Les coûts : Grâce aux soumissions et estimations que votre futur partenaire vous fournira, vous pouvez évaluer dès le départ les coûts de mise en œuvre (acquisition du logiciel, maintenance, intégration, formation, etc.).
- Augmentation des revenus
- Réduction et contrôle des coûts
- Augmentation de la productivité et de l’agilité
La durée : Votre projet ERP ne sera pas rentable à court terme. Cependant, vous déterminerez un horizon de temps raisonnable pour mesurer les résultats.
Pour que votre calcul de ROI soit exact, vous devrez aussi savoir quoi mesurer et comment le mesurer, ainsi que quels indicateurs suivre afin que toutes les parties prenantes soient sur la même longueur d’onde.
Calculer le TCO (coût total de possession)
Calculer le ROI de votre projet ERP va de pair avec le calcul de votre TCO (coût total de possession). Il ne s’agit pas seulement de tenir compte du coût des licences et de la configuration, mais aussi d’évaluer les coûts cachés (ou indirects). Voici quelques exemples d’éléments à considérer :
- Coûts de matériel et de logiciels TI, d’infrastructure et de postes de travail
- Coûts de déploiement et d’intégration
- Consommation d’énergie
- Risques potentiels en matière de sécurité
- Coûts de maintenance, de formation, de mise à jour et d’évolution
- Coûts de gestion de projet
- Coûts en cas d’échec…
L’évaluation du TCO facilite le calcul du ROI, c’est pourquoi nous recommandons de mesurer objectivement le succès d’un projet TI.
Échec d’un projet ERP : ce que ça peut vous coûter
Dans un sondage réalisé en 2015 par Panorama Consulting Solutions, 21 % des personnes sondées ont indiqué que leur projet ERP avait été un échec. Les échecs peuvent être nombreux.
Prenons l’exemple de MillerCoors. En 2014, l’entreprise a décidé de déployer un ERP global pour toutes ses filiales. En 2017, le projet avait complètement dérapé. On comptait plus de 47 défaillances et des milliers de problèmes induits. L’entreprise a décidé de poursuivre son partenaire ERP et a réclamé environ 100 millions de dollars en dédommagement.
Chez Revlon, un problème de déploiement a entraîné des pertes de ventes de plusieurs millions de dollars et de nombreuses défaillances qui ont saboté la production sur un site entier. Ces défaillances ont généré des dépenses supplémentaires, entraînant une perte de valeur de l’action et des poursuites de la part des actionnaires.
Chez Lidl, il a été décidé de migrer le système interne de gestion des stocks vers un ERP (progiciel de gestion intégré – PGI). Cependant, après deux ans de travail sur le projet et 500 millions d’euros dépensés, le détaillant a choisi d’y mettre fin, le partenaire n’ayant pas été en mesure d’adapter le logiciel à ses besoins.
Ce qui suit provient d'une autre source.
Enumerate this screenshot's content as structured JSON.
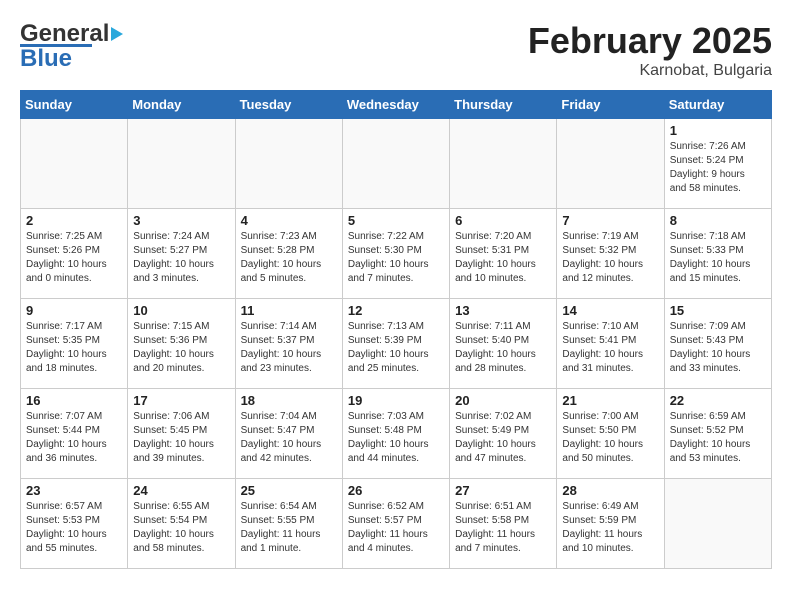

Ces exemples sont tirés de grandes entreprises, mais ces situations peuvent aussi se produire dans les PME.
Les risques associés à un déploiement raté d’un ERP ne se limitent pas aux résultats financiers de l’entreprise. L’échec d’un ERP peut aussi nuire à la productivité de l’organisation ainsi qu’à l’engagement et à la mobilisation de ses employés. Il est essentiel de bien évaluer votre futur partenaire et de préévaluer le retour sur investissement (ROI) de votre projet d’ERP, ainsi que tous les coûts cachés qu’il pourrait générer.